France, Allemagne, Italie, Espagne, Hollande, Autriche, Belgique, l’extrême droite a notablement progressé dans presque tous les pays européens. Ce ne sont plus les sondages d’opinion qui le disent, mais ce sont les résultats des élections européennes qui se sont déroulées du 7 au 9 juin.
Ces résultats sonnent comme un désaveu clair et net des élites gouvernantes européennes qui, tournant le dos aux intérêts de leurs pays respectifs, se sont fait les serviteurs et les exécutants des ordres venus de Washington.
Les droites nationalistes et souverainistes européennes occuperaient le quart des sièges du parlement européen, jetant ainsi une lumière crue sur l’impopularité des dirigeants européens actuels, en particulier Emmanuel Macron en France et Olaf Scholz en Allemagne. La ‘’Renaissance’’ du premier et le SPD du second ont été respectivement battus par le ‘’Rassemblent National’’ et ‘’l’Alternative pour l’Allemagne’’.
Mais c’est en France que les élections européennes ont provoqué le plus de remous et de commentaires. Et c’est normal quand on sait que le Rassemblement national (RN) de Marine Le Pen est arrivé en tête avec un score historique de 31,5 %, soit une délégation d’une trentaine d’eurodéputés à Strasbourg. Alors que la ‘’Renaissance’’ d’Emmanuel Macron se contentera de moins de la moitié du score du RN de Marine Le Pen, soit 14,6 % et 13 eurodéputés…

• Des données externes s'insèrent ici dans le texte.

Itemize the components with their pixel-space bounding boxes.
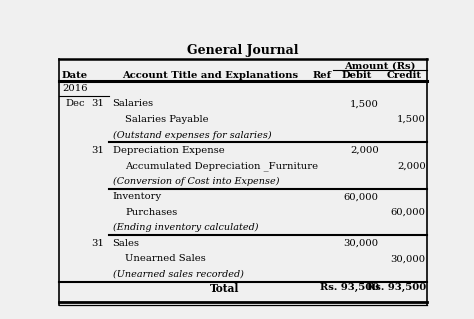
Text: 31: 31 <box>91 146 104 155</box>
Text: Total: Total <box>210 283 239 294</box>
Text: 1,500: 1,500 <box>397 115 426 124</box>
Text: 60,000: 60,000 <box>391 208 426 217</box>
Text: (Outstand expenses for salaries): (Outstand expenses for salaries) <box>112 130 271 139</box>
Text: Unearned Sales: Unearned Sales <box>125 254 206 263</box>
Text: Inventory: Inventory <box>112 192 162 201</box>
Text: 2016: 2016 <box>62 84 88 93</box>
Text: 2,000: 2,000 <box>397 161 426 170</box>
Text: Debit: Debit <box>342 71 372 80</box>
Text: 31: 31 <box>91 100 104 108</box>
Text: Sales: Sales <box>112 239 139 248</box>
Text: Ref: Ref <box>312 71 331 80</box>
Text: 1,500: 1,500 <box>350 100 379 108</box>
Text: Salaries: Salaries <box>112 100 154 108</box>
Text: Rs. 93,500: Rs. 93,500 <box>319 283 379 292</box>
Text: Purchases: Purchases <box>125 208 178 217</box>
Text: Accumulated Depreciation _Furniture: Accumulated Depreciation _Furniture <box>125 161 319 171</box>
Text: Rs. 93,500: Rs. 93,500 <box>366 283 426 292</box>
Text: Date: Date <box>62 71 88 80</box>
Text: Account Title and Explanations: Account Title and Explanations <box>122 71 298 80</box>
Text: 30,000: 30,000 <box>344 239 379 248</box>
Text: Salaries Payable: Salaries Payable <box>125 115 209 124</box>
Text: (Ending inventory calculated): (Ending inventory calculated) <box>112 223 258 232</box>
Text: (Unearned sales recorded): (Unearned sales recorded) <box>112 270 243 279</box>
Text: Amount (Rs): Amount (Rs) <box>344 62 416 70</box>
Text: Credit: Credit <box>386 71 421 80</box>
Text: Dec: Dec <box>65 100 85 108</box>
Text: (Conversion of Cost into Expense): (Conversion of Cost into Expense) <box>112 177 279 186</box>
Text: Depreciation Expense: Depreciation Expense <box>112 146 224 155</box>
Text: 30,000: 30,000 <box>391 254 426 263</box>
Text: 2,000: 2,000 <box>350 146 379 155</box>
Text: General Journal: General Journal <box>187 44 299 57</box>
Text: 60,000: 60,000 <box>344 192 379 201</box>
Text: 31: 31 <box>91 239 104 248</box>
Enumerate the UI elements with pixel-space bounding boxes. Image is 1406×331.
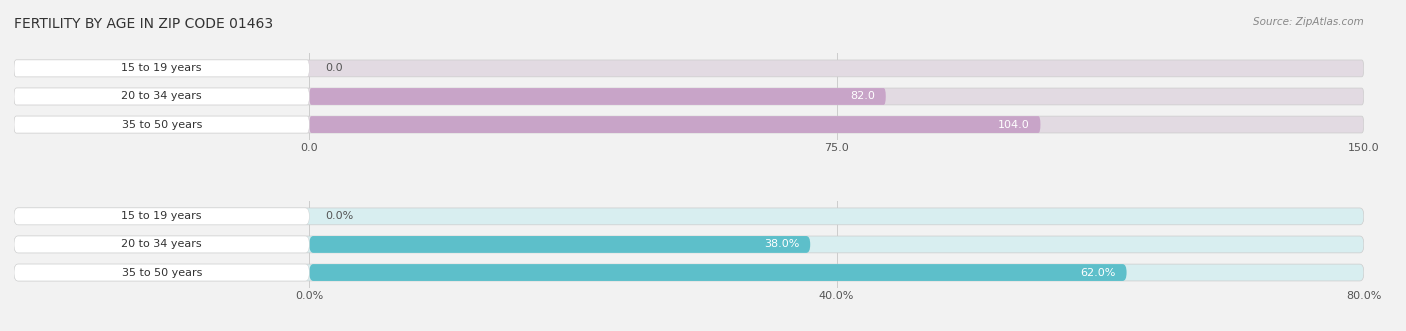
FancyBboxPatch shape xyxy=(14,60,309,77)
FancyBboxPatch shape xyxy=(14,236,309,253)
FancyBboxPatch shape xyxy=(309,236,810,253)
Text: 0.0%: 0.0% xyxy=(325,212,353,221)
FancyBboxPatch shape xyxy=(309,116,1040,133)
Text: 15 to 19 years: 15 to 19 years xyxy=(121,64,202,73)
Text: FERTILITY BY AGE IN ZIP CODE 01463: FERTILITY BY AGE IN ZIP CODE 01463 xyxy=(14,17,273,30)
Text: 20 to 34 years: 20 to 34 years xyxy=(121,91,202,102)
Text: 35 to 50 years: 35 to 50 years xyxy=(121,119,202,129)
FancyBboxPatch shape xyxy=(309,236,810,253)
FancyBboxPatch shape xyxy=(14,264,309,281)
FancyBboxPatch shape xyxy=(309,88,886,105)
Text: 62.0%: 62.0% xyxy=(1081,267,1116,277)
Text: Source: ZipAtlas.com: Source: ZipAtlas.com xyxy=(1253,17,1364,26)
FancyBboxPatch shape xyxy=(14,264,1364,281)
FancyBboxPatch shape xyxy=(14,88,1364,105)
FancyBboxPatch shape xyxy=(309,116,1040,133)
Text: 0.0: 0.0 xyxy=(325,64,343,73)
Text: 82.0: 82.0 xyxy=(851,91,875,102)
FancyBboxPatch shape xyxy=(309,264,1126,281)
Text: 15 to 19 years: 15 to 19 years xyxy=(121,212,202,221)
Text: 38.0%: 38.0% xyxy=(765,239,800,250)
FancyBboxPatch shape xyxy=(14,208,309,225)
FancyBboxPatch shape xyxy=(309,88,886,105)
FancyBboxPatch shape xyxy=(309,264,1126,281)
FancyBboxPatch shape xyxy=(14,116,309,133)
Text: 20 to 34 years: 20 to 34 years xyxy=(121,239,202,250)
FancyBboxPatch shape xyxy=(14,208,1364,225)
Text: 35 to 50 years: 35 to 50 years xyxy=(121,267,202,277)
FancyBboxPatch shape xyxy=(14,116,1364,133)
FancyBboxPatch shape xyxy=(14,236,1364,253)
Text: 104.0: 104.0 xyxy=(998,119,1029,129)
FancyBboxPatch shape xyxy=(14,88,309,105)
FancyBboxPatch shape xyxy=(14,60,1364,77)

Face à un tel désastre électoral, le président Macron n’a rien pu faire d’autre que de dissoudre l’Assemblée nationale et d’appeler à des élections législatives anticipées les 30 juin et 7 juillet. Provoquant ainsi la consternation dans les rangs de son propre parti et la joie dans ceux des fans de Marine Le Pen…
Pourquoi M. Macron a-t-il pris un tel risque qui pourrait accroître ses difficultés en l’obligeant de cohabiter avec Marine Le Pen? En prenant une telle décision, le président français ne peut pas ne pas avoir en tête la grande erreur commise par son prédécesseur, Jacques Chirac, au milieu des années 1990, quand il prit la même décision et se trouva avec une majorité de gauche à l’Assemblée, ce qui le força à nommer un Premier ministre socialiste.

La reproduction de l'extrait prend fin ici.